Marvao: la cocina de Julieta

Desde 1968, hay un restaurante en Marvao que, al pasar por el puente de Portagem, te tienta con su parra refrescante a la orilla del río y sus comedores con dos ambientes: uno de moderno diseño y otro de decorado tradicional alentejano.

Terraza del restaurante Sever, junto al río del mismo nombre

Terraza del restaurante Sever, junto al río del mismo nombre

Julieta, dueña y alma de la cocina del restaurante Sever

Julieta, dueña y alma de la cocina del restaurante Sever

El restaurante se llama Sever, como el río, y lo fundó el padre de Julieta, la actual dueña. Su cocina es una de las más elaboradas de la Raya y, desde luego, escapa del sota, caballo y rey de las casas de comida de la región.

La clientela extremeña y alentejana ha bendecido este restaurante y los fines de semana son tradicionales las colas para comer.
Siempre que voy al Sever, pido alhada de caçao (9.70 euros), es decir, una sopa de cazón con aceite y cilantro que, para mí, es un paradigma de su cocina. Este plato es muy tradicional del Alentejo, pero suele resultar un tanto insulso. En el Sever es todo lo contrario: lo sirven en una fuente de barro, la mezcla de sabores del cilantro, la naranja y el pescado es deliciosa, las patatas son de calidad y están perfectamente perfumadas por los demás ingredientes y la salsa, espesa y delicada, entusiasma. Esa mezcla de la modernidad y la tradición, resumida en esta sopa de cazón, es la razón de ser de este restaurante.

Alhada de cazón preparada en el Sever

Alhada de cazón preparada en el Sever

Se puede comer en la terraza de verano si el día sale templado. Pero en el interior se está muy bien: temperatura adecuada, tele silenciada, aunque se pueden ver, que no oír, los partidos de fútbol, no hay olores ni humos, la iluminación es la precisa y, en el comedor moderno, se disfruta de cuadros conceptuales.

Comedor interior del restaurante Sever

Comedor interior del restaurante Sever

En el servicio, hay una mezcla de camareros jóvenes y veteranos, simpáticos, bilingües, atentos, campechanos y controlando los giros extremeños para que te sientas como en casa.

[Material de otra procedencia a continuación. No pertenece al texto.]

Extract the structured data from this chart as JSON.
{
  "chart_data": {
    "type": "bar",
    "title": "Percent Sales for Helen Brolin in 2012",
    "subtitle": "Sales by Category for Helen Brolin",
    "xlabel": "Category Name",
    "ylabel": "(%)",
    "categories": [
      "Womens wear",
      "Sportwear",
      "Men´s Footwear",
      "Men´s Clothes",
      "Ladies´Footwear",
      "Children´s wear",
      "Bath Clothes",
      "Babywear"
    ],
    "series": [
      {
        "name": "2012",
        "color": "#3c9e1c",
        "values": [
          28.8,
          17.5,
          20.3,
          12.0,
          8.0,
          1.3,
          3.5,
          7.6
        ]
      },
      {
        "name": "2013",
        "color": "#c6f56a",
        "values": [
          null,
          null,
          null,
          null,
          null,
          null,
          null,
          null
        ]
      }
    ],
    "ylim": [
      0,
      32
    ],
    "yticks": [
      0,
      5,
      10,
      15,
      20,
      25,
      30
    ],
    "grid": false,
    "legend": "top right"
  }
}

La vajilla es inglesa, los manteles y las servilletas son de algodón blanco y la cristalería y la cubertería no desentonan.
La bodega del Sever es la segunda mejor de Portugal, según dictamen de un concurso nacional, con vinos españoles, franceses, argentinos, californianos y brasileños. Ofrece grandes whiskys de malta, oportos de categoría, coñacs franceses, viejos aguardientes y ron de siete años.

Piscina natural del río Sever, al fondo, el restaurante

Piscina natural del río Sever, al fondo, el restaurante

Un buen detalle del Sever es que el camarero se acerca con la bandeja de aperitivos, te la muestra y tú escoges lo que te apetece. No te colocan los platitos en la mesa a la fuerza, obligándote a pasar el mal trago de rechazarlos o a pagarlos aunque no los toques.
En esa bandeja vienen el pan y los aperitivos del día: ensalada de champiñones con hierbabuena y ajo (3.90), medio quesito de Nisa (2.60), patés y aceitunas.
La carta del Sever es extensa, varía para no cansar y siempre depara sorpresas. En este tiempo de otoño y caza, ofrece un arroz de liebre (10.75) en su punto y un jabalí del Alentejo estofado (10.80) que merece la pena.
Si se prefiere optar por lo socorrido, el bacalao dorado lo bordan (8.75) y el arroz de marisco para dos (32.90) tiene mucho éxito. En la cocina de Julieta hay platos especialmente conseguidos como la pierna de cordero lechal con castañas y cebollitas (17.80), las chuletas de cordero con aceite y cilantro (11.75) o el bacalao asado con aceite, ajo y patatas a murro (11.95).

La fortaleza de Marvao, vista desde el restaurante Sever

La fortaleza de Marvao, vista desde el restaurante Sever

En los postres, la tradición manda: sericaia (3.95), encharcada (3.95), pudin de castaña (3.90) o diversos dulces conventuales (3.95). Los precios mantienen el tipo. Si los comparamos con los del verano de 2009, la subida es soportable: 30 céntimos más la ración de pierna de cordero, 2.40 el arroz de marisco para dos, 10 céntimos el pudin de castaña y el queso del aperitivo. Comer en casa de Julieta merece la pena por el entorno fluvial, el servicio, el local y la cocina.